Tengo la balda superior vacía. La balda del medio estaría igual si no fuese por una mancha de salsa agridulce. Mi frigorífico, vayamos al grano, guarda una lechuga, la mitad de un limón y, justo tras la puerta, dos cajas de leche del Hacendado, ambas empezadas. Jamás tuve muchos pájaros en la cabeza. De adolescente, quise formar una banda de rock and roll, pero siempre supe que no llenaría el frigorífico con ella. Fui un estudiante de notables. Destacaba, friqui de mí, con los ordenadores y los números. Como hombre de programitas y cálculos, saqué una ingeniería. Pese a mi torpeza inicial, también me encabezoné con el inglés, por aquello de aumentar mis oportunidades de futuro. Las cosas, digamos, eran tal como debían ser. Empecé a trabajar allí, también probé allá. Madrid, Zaragoza. Tenía para queso, tinto y jamoncito. Junté para mi primer coche, un Renault. Las cosas, desde un punto de vista convencional, lo confieso, no me iban mal. Sin embargo, con el vuelo raso del día a día, joven y ya no tan joven, surgieron los pájaros, la vaga ambición de otra vida, el gusanillo de la escritura. Hasta ese momento, nunca había albergado sueños. No sabía siquiera qué era un sueño. Con todo, de repente, soñé a lo grande. Me convertiría en escritor y llenaría el frigorífico con mis libros. Todo, pero todo mi pasado, quedaba retratado como un descuido de juventud responsable, o sin tanto miramiento, como una vida hasta la fecha desperdiciada. Así que me tiré a la piscina. Calculé ahorros y gastos. Me decidí. Aquel día me apretó el cuello de la camisa. Me acaloré mucho, pero dejé el trabajo.

Ha pasado tiempo desde mi gran determinación y ya he descrito mi frigorífico.

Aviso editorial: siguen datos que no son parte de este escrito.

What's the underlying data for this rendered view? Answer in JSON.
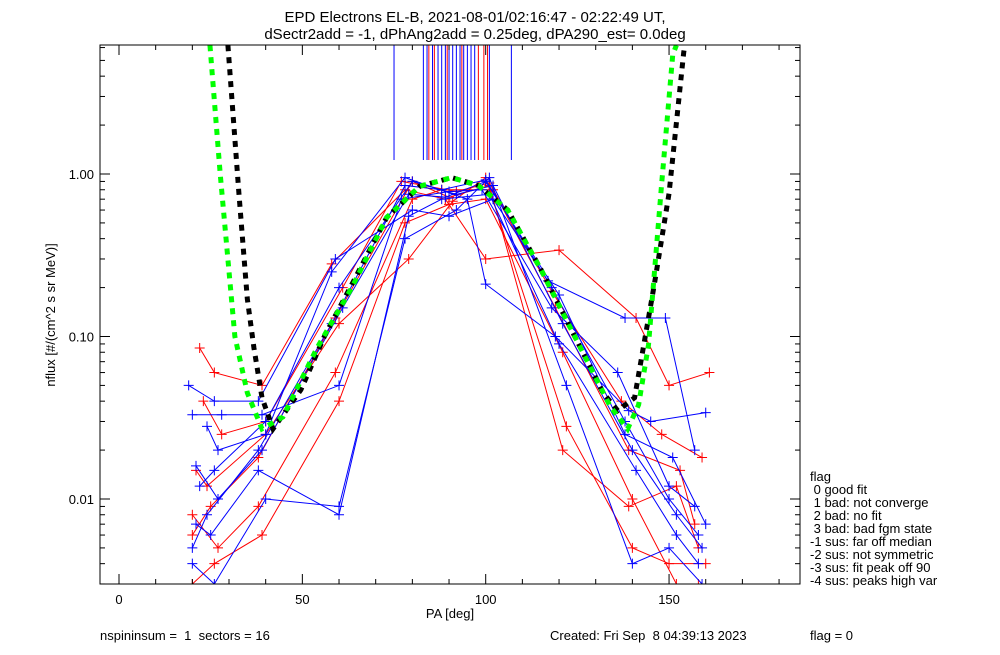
{
  "chart_data": {
    "type": "line",
    "title_line1": "EPD Electrons EL-B, 2021-08-01/02:16:47 - 02:22:49 UT,",
    "title_line2": "dSectr2add = -1, dPhAng2add = 0.25deg, dPA290_est=   0.0deg",
    "xlabel": "PA [deg]",
    "ylabel": "nflux [#/(cm^2 s sr MeV)]",
    "xlim": [
      -5,
      185
    ],
    "ylim": [
      0.003,
      6.2
    ],
    "yscale": "log",
    "x_ticks": [
      {
        "v": 0,
        "label": "0"
      },
      {
        "v": 50,
        "label": "50"
      },
      {
        "v": 100,
        "label": "100"
      },
      {
        "v": 150,
        "label": "150"
      }
    ],
    "y_ticks": [
      {
        "v": 1.0,
        "label": "1.00"
      },
      {
        "v": 0.1,
        "label": "0.10"
      },
      {
        "v": 0.01,
        "label": "0.01"
      }
    ],
    "colors": {
      "blue": "#0000ff",
      "red": "#ff0000",
      "green": "#00ff00",
      "black": "#000000"
    },
    "fit_green": [
      [
        24.8,
        6.2
      ],
      [
        27.6,
        1.0
      ],
      [
        31.6,
        0.1
      ],
      [
        35,
        0.045
      ],
      [
        39,
        0.027
      ],
      [
        44.7,
        0.032
      ],
      [
        54,
        0.085
      ],
      [
        63.5,
        0.2
      ],
      [
        73,
        0.54
      ],
      [
        82,
        0.84
      ],
      [
        90.7,
        0.95
      ],
      [
        98,
        0.85
      ],
      [
        106,
        0.6
      ],
      [
        115,
        0.26
      ],
      [
        125,
        0.093
      ],
      [
        134,
        0.037
      ],
      [
        138.7,
        0.027
      ],
      [
        141.7,
        0.038
      ],
      [
        144.4,
        0.089
      ],
      [
        148,
        0.88
      ],
      [
        151,
        5.4
      ],
      [
        152,
        6.2
      ]
    ],
    "fit_black": [
      [
        29.7,
        6.2
      ],
      [
        32.7,
        0.76
      ],
      [
        35,
        0.17
      ],
      [
        36.8,
        0.085
      ],
      [
        39,
        0.042
      ],
      [
        42,
        0.027
      ],
      [
        49.6,
        0.047
      ],
      [
        56,
        0.1
      ],
      [
        64,
        0.22
      ],
      [
        73,
        0.54
      ],
      [
        82,
        0.84
      ],
      [
        90.7,
        0.95
      ],
      [
        98,
        0.85
      ],
      [
        106,
        0.6
      ],
      [
        115,
        0.26
      ],
      [
        125,
        0.093
      ],
      [
        132,
        0.045
      ],
      [
        136,
        0.035
      ],
      [
        140.6,
        0.042
      ],
      [
        146,
        0.21
      ],
      [
        150,
        0.76
      ],
      [
        154,
        5.6
      ],
      [
        154.3,
        6.2
      ]
    ],
    "peak_markers": {
      "blue": [
        75,
        83,
        84,
        85.5,
        87,
        88,
        89,
        90,
        91,
        92,
        93,
        94,
        95,
        96,
        97,
        101,
        107
      ],
      "red": [
        84.5,
        86,
        89.5,
        93.5,
        98,
        99.5,
        100.5
      ]
    },
    "series_blue": [
      [
        [
          20,
          0.005
        ],
        [
          24,
          0.008
        ],
        [
          38,
          0.02
        ],
        [
          58,
          0.12
        ],
        [
          78,
          0.85
        ],
        [
          88,
          0.8
        ],
        [
          100,
          0.92
        ],
        [
          118,
          0.2
        ],
        [
          138,
          0.03
        ],
        [
          150,
          0.01
        ],
        [
          158,
          0.006
        ]
      ],
      [
        [
          22,
          0.012
        ],
        [
          26,
          0.015
        ],
        [
          40,
          0.03
        ],
        [
          60,
          0.2
        ],
        [
          80,
          0.9
        ],
        [
          92,
          0.75
        ],
        [
          102,
          0.85
        ],
        [
          121,
          0.12
        ],
        [
          140,
          0.02
        ],
        [
          152,
          0.008
        ],
        [
          159,
          0.005
        ]
      ],
      [
        [
          20,
          0.033
        ],
        [
          28,
          0.033
        ],
        [
          39,
          0.033
        ],
        [
          60,
          0.05
        ],
        [
          77,
          0.7
        ],
        [
          90,
          0.78
        ],
        [
          99,
          0.8
        ],
        [
          118,
          0.15
        ],
        [
          136,
          0.06
        ],
        [
          150,
          0.012
        ],
        [
          157,
          0.009
        ]
      ],
      [
        [
          21,
          0.007
        ],
        [
          25,
          0.006
        ],
        [
          38,
          0.015
        ],
        [
          60,
          0.008
        ],
        [
          79,
          0.55
        ],
        [
          88,
          0.7
        ],
        [
          101,
          0.75
        ],
        [
          120,
          0.09
        ],
        [
          141,
          0.015
        ],
        [
          152,
          0.006
        ],
        [
          158,
          0.004
        ]
      ],
      [
        [
          24,
          0.028
        ],
        [
          27,
          0.02
        ],
        [
          40,
          0.025
        ],
        [
          58,
          0.25
        ],
        [
          78,
          0.95
        ],
        [
          95,
          0.7
        ],
        [
          100,
          0.21
        ],
        [
          119,
          0.1
        ],
        [
          139,
          0.035
        ],
        [
          145,
          0.03
        ],
        [
          160,
          0.034
        ]
      ],
      [
        [
          19,
          0.05
        ],
        [
          26,
          0.04
        ],
        [
          38,
          0.04
        ],
        [
          59,
          0.3
        ],
        [
          80,
          0.6
        ],
        [
          90,
          0.55
        ],
        [
          102,
          0.7
        ],
        [
          117,
          0.22
        ],
        [
          138,
          0.13
        ],
        [
          149,
          0.13
        ],
        [
          157,
          0.02
        ]
      ],
      [
        [
          20,
          0.004
        ],
        [
          26,
          0.003
        ],
        [
          40,
          0.01
        ],
        [
          60,
          0.009
        ],
        [
          78,
          0.4
        ],
        [
          92,
          0.6
        ],
        [
          101,
          0.95
        ],
        [
          122,
          0.05
        ],
        [
          140,
          0.004
        ],
        [
          150,
          0.005
        ],
        [
          159,
          0.003
        ]
      ],
      [
        [
          21,
          0.016
        ],
        [
          27,
          0.01
        ],
        [
          39,
          0.02
        ],
        [
          61,
          0.15
        ],
        [
          79,
          0.75
        ],
        [
          89,
          0.72
        ],
        [
          100,
          0.9
        ],
        [
          120,
          0.18
        ],
        [
          138,
          0.025
        ],
        [
          151,
          0.018
        ],
        [
          160,
          0.007
        ]
      ]
    ],
    "series_red": [
      [
        [
          20,
          0.006
        ],
        [
          25,
          0.009
        ],
        [
          38,
          0.018
        ],
        [
          59,
          0.13
        ],
        [
          80,
          0.9
        ],
        [
          90,
          0.72
        ],
        [
          101,
          0.85
        ],
        [
          121,
          0.02
        ],
        [
          139,
          0.009
        ],
        [
          152,
          0.012
        ],
        [
          158,
          0.005
        ]
      ],
      [
        [
          22,
          0.085
        ],
        [
          26,
          0.06
        ],
        [
          39,
          0.05
        ],
        [
          58,
          0.28
        ],
        [
          78,
          0.8
        ],
        [
          89,
          0.7
        ],
        [
          100,
          0.3
        ],
        [
          120,
          0.34
        ],
        [
          141,
          0.13
        ],
        [
          150,
          0.05
        ],
        [
          161,
          0.06
        ]
      ],
      [
        [
          21,
          0.015
        ],
        [
          24,
          0.012
        ],
        [
          40,
          0.025
        ],
        [
          60,
          0.12
        ],
        [
          79,
          0.3
        ],
        [
          91,
          0.68
        ],
        [
          100,
          0.95
        ],
        [
          122,
          0.028
        ],
        [
          140,
          0.005
        ],
        [
          150,
          0.004
        ],
        [
          160,
          0.004
        ]
      ],
      [
        [
          20,
          0.008
        ],
        [
          27,
          0.005
        ],
        [
          38,
          0.009
        ],
        [
          59,
          0.06
        ],
        [
          80,
          0.7
        ],
        [
          88,
          0.8
        ],
        [
          102,
          0.8
        ],
        [
          119,
          0.15
        ],
        [
          139,
          0.02
        ],
        [
          153,
          0.015
        ],
        [
          157,
          0.007
        ]
      ],
      [
        [
          23,
          0.04
        ],
        [
          28,
          0.025
        ],
        [
          40,
          0.03
        ],
        [
          61,
          0.2
        ],
        [
          77,
          0.9
        ],
        [
          92,
          0.78
        ],
        [
          101,
          0.88
        ],
        [
          118,
          0.19
        ],
        [
          137,
          0.04
        ],
        [
          148,
          0.025
        ],
        [
          159,
          0.018
        ]
      ],
      [
        [
          20,
          0.003
        ],
        [
          26,
          0.004
        ],
        [
          39,
          0.006
        ],
        [
          60,
          0.04
        ],
        [
          78,
          0.5
        ],
        [
          90,
          0.65
        ],
        [
          100,
          0.7
        ],
        [
          121,
          0.08
        ],
        [
          140,
          0.01
        ],
        [
          152,
          0.003
        ],
        [
          158,
          0.003
        ]
      ]
    ],
    "legend": {
      "title": "flag",
      "items": [
        " 0 good fit",
        " 1 bad: not converge",
        " 2 bad: no fit",
        " 3 bad: bad fgm state",
        "-1 sus: far off median",
        "-2 sus: not symmetric",
        "-3 sus: fit peak off 90",
        "-4 sus: peaks high var"
      ]
    }
  },
  "footer": {
    "left": "nspininsum =  1  sectors = 16",
    "created": "Created: Fri Sep  8 04:39:13 2023",
    "flag": "flag = 0"
  }
}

La moda es el desapego de lo inmediato

Hace tiempo que no sientes las manoplas mojadas, los dedos agarrotados. La aridez —su silbido desértico, tu sudor— te come terreno cada año. La nieve emigró a latitudes altas, quedó para los anuncios navideños, aguantó en cotas más elevadas. El pozo pierde su aliento al intentar regar la huerta; la que era de tantos, la que cuidaste sola. Con cada berenjena enana, en cada tomatera muerta; pierdes un algo, lloras un pasado. Temes y no es exactamente por la huerta. Son los pulmones de tantos. Te preguntas qué respirarán los críos que jamás quisiste tener. Cuando vuelves al piso —ese que nunca has considerado tu casa—, me llamas. Aparezco tarde. No te quejas, pero la vela de la mesa está casi consumida. Has preparado berenjenas rellenas. Son bonitas, hermosas, parece que no han conocido la tierra. Las compraste en una frutería —al menos, no en un supermercado— y bien sabes que las traen de muy lejos. Prefieres dejar la mente en blanco. Te sirves un tinto y brindas —no eres supersticiosa, tampoco estás para esas memeces— con mi agua de grifo. El brindis es corto. No hay celebración.

—¿Qué tal el día?

No me contestas, no es necesario. Ha sido como la semana pasada, como últimamente. Te has entretenido con una clienta dicharachera, con otra exquisita, con la mayoría impasibles. Se masca el desapego de los trapitos en sus futuras dueñas. La moda es el desapego de lo inmediato. Al salir, en tu refugio de la huerta urbana, has llorado con la vista en el cielo. Escasea la lluvia y, cuando viene, es polvo o granizo. Sufre la huerta; sufren las chapas de los coches, esos mismos del dióxido de carbono. No me contestas y no vuelvo a preguntar. El silencio no nos incomoda. Sin llegar a la confianza, hemos avanzado hacia un espacio de naturalidad.